يٰٓاَيُّهَا الَّذِيْنَ اٰمَنُوْٓا اِذَا جَاۤءَكُمُ الْمُؤْمِنٰتُ مُهٰجِرٰتٍ فَامْتَحِنُوْهُنَّۗ اَللّٰهُ اَعْلَمُ بِاِيْمَانِهِنَّ فَاِنْ عَلِمْتُمُوْهُنَّ مُؤْمِنٰتٍ فَلَا تَرْجِعُوْهُنَّ اِلَى الْكُفَّارِۗ لَا هُنَّ حِلٌّ لَّهُمْ وَلَا هُمْ يَحِلُّوْنَ لَهُنَّۗ وَاٰتُوْهُمْ مَّآ اَنْفَقُوْاۗ وَلَا جُنَاحَ عَلَيْكُمْ اَنْ تَنْكِحُوْهُنَّ اِذَآ اٰتَيْتُمُوْهُنَّ اُجُوْرَهُنَّۗ وَلَا تُمْسِكُوْا بِعِصَمِ الْكَوَافِرِ وَسْـَٔلُوْا مَآ اَنْفَقْتُمْ وَلْيَسْـَٔلُوْا مَآ اَنْفَقُوْاۗ ذٰلِكُمْ حُكْمُ اللّٰهِ ۗيَحْكُمُ بَيْنَكُمْۗ وَاللّٰهُ عَلِيْمٌ حَكِيْمٌ ( الممتحنة: ١٠ )

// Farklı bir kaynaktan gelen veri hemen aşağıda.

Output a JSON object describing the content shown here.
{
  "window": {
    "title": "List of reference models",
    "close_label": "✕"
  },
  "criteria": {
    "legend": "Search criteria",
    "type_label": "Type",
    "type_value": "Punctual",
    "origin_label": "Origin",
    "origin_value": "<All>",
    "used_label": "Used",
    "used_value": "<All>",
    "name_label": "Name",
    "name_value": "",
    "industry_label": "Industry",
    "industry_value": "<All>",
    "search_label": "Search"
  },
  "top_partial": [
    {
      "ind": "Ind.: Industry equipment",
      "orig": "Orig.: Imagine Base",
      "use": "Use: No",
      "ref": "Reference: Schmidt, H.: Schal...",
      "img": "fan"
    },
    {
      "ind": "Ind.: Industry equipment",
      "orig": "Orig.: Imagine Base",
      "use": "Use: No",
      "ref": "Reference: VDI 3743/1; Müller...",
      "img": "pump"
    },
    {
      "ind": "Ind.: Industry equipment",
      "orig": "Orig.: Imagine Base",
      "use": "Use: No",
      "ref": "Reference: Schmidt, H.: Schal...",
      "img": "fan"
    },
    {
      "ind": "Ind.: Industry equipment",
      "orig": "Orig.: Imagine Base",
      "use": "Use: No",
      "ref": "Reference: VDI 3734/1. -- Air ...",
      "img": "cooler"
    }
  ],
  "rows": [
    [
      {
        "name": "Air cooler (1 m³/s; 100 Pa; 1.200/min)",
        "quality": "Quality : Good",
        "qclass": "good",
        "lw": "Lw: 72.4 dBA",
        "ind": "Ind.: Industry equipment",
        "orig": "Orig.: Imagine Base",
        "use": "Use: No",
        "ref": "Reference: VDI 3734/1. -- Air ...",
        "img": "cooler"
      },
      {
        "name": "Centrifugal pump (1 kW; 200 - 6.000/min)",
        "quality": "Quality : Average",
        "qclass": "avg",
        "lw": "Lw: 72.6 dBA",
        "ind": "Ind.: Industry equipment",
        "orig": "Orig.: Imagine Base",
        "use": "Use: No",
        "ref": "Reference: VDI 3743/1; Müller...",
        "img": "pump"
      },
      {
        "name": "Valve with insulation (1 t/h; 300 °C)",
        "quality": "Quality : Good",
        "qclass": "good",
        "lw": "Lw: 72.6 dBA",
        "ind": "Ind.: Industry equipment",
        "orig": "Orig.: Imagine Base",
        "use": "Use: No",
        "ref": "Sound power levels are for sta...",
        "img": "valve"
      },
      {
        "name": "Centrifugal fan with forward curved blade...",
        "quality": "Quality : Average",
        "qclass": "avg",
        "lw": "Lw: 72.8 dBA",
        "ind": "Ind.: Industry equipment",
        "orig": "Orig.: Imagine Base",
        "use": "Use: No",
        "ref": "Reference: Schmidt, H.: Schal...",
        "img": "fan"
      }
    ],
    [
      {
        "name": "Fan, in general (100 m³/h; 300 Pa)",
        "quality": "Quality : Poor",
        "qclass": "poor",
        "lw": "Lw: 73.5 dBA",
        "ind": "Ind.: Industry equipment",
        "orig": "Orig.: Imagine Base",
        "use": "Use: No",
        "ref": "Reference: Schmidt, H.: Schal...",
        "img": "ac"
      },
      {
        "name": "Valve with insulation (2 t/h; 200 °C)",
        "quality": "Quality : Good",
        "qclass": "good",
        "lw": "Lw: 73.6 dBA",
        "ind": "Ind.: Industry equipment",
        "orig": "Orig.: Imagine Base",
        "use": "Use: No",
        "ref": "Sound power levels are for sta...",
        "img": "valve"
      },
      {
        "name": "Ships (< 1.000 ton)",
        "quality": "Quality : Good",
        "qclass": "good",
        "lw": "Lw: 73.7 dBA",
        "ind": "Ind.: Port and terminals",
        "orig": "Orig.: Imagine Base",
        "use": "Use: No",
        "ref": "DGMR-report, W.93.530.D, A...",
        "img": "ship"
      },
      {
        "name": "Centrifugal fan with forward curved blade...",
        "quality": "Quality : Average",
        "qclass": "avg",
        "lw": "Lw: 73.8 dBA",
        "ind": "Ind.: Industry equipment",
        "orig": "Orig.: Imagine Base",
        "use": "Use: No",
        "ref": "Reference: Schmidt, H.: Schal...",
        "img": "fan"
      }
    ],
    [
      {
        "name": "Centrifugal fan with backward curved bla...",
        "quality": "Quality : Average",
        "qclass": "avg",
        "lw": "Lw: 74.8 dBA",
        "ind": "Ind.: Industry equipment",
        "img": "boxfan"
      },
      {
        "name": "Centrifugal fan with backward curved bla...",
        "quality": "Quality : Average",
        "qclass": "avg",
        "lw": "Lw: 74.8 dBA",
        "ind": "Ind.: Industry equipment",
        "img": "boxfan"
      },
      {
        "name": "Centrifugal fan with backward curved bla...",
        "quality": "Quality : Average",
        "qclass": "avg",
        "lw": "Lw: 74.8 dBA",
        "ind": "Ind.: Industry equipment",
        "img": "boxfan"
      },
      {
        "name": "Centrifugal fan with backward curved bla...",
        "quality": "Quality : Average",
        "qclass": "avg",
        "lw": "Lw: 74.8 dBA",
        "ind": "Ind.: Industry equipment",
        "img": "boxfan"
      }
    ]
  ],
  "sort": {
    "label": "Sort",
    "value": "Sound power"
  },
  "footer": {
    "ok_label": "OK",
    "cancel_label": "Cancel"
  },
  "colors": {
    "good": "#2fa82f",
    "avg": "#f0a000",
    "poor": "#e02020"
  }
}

yâ eyyühe-lleẕîne âmenû iẕâ câekümü-lmü'minâtü mühâcirâtin femteḥinûhünn. allâhü a`lemü biîmânihinn. fein `alimtümûhünne mü'minâtin felâ terci`ûhünne ile-lküffâr. lâ hünne ḥillül lehüm velâ hüm yeḥillûne lehünn. veâtûhüm mâ enfeḳû. velâ cünâḥa `aleyküm en tenkiḥûhünne iẕâ âteytümûhünne ücûrahünn. velâ tümsikû bi`iṣami-lkevâfiri ves'elû mâ enfaḳtüm velyes'elû mâ enfeḳû. ẕâliküm ḥukmü-llâh. yaḥkümü beyneküm. vellâhü `alîmün ḥakîm. (al-Mumtaḥanah 60:10)
Diyanet Isleri:
Ey inananlar! İnanmış kadınlar hicret ederek size gelirlerse onları deneyin, hicretlerinin sebebini inceleyin. Allah onların imanlarını çok iyi bilir. Onların mümin kadınlar olduklarını öğrenirseniz, inkarcılara geri çevirmeyin. Bu kadınlar, o inkarcılara helal değildir Onlar da bunlara helal olmazlar. İnkarcıların bu kadınlara verdikleri mehirleri iade edin: Bu kadınların mehirlerini kendilerine verdiğiniz zaman, onlarla evlenmenizde bir engel yoktur. İnkarcı kadınları nikahınızda tutmayın; onlara verdiğiniz mehri isteyin; inkarcı erkekler de hicret eden mümin kadınlara verdikleri mehirleri istesinler. Allah'ın hükmü budur; aranızda O hükmeder. Allah bilendir, Hakim'dir.
English Sahih:
O you who have believed, when the believing women come to you as emigrants, examine [i.e., test] them. Allah is most knowing as to their faith. And if you know them to be believers, then do not return them to the disbelievers; they are not lawful [wives] for them, nor are they lawful [husbands] for them. But give them [i.e., the disbelievers] what they have spent. And there is no blame upon you if you marry them when you have given them their due compensation [i.e., mahr]. And hold not to marriage bonds with disbelieving women, but ask for what you have spent and let them [i.e., the disbelievers] ask for what they have spent. That is the judgement of Allah; He judges between you. And Allah is Knowing and Wise. ([60] Al-Mumtahanah : 10)
1 Abdulbaki Gölpınarlı
Ey inananlar, size, yurtlarından göçmüş olan iman sahibi kadınlar geldi mi onları sınayın artık, Allah, onların inançlarını daha iyi bilir; siz de onların inanmış olduklarını bilince onları gerisingeriye kafirlere göndermeyin; ne onlar, kafirlere helaldir, ne kafirler, onlara helal ve onlara, kocalarının vereceği nikah parasını verin ve nikah paralarını verdikten sonra onları, kendinize nikahlamanızda da bir vebal yoktur size; kafir kadınlarıysa nikahlamayın, nikahınızın altında tutmayın onları ve sarfettiklerinizi isteyin ve kafirler de, size gelen inanmış kadınlara sarfettiklerini istesinler; işte budur size Allah'ın hükmü, o hükmeder aranızda ve Allah, her şeyi bilir, hüküm ve hikmet sahibidir.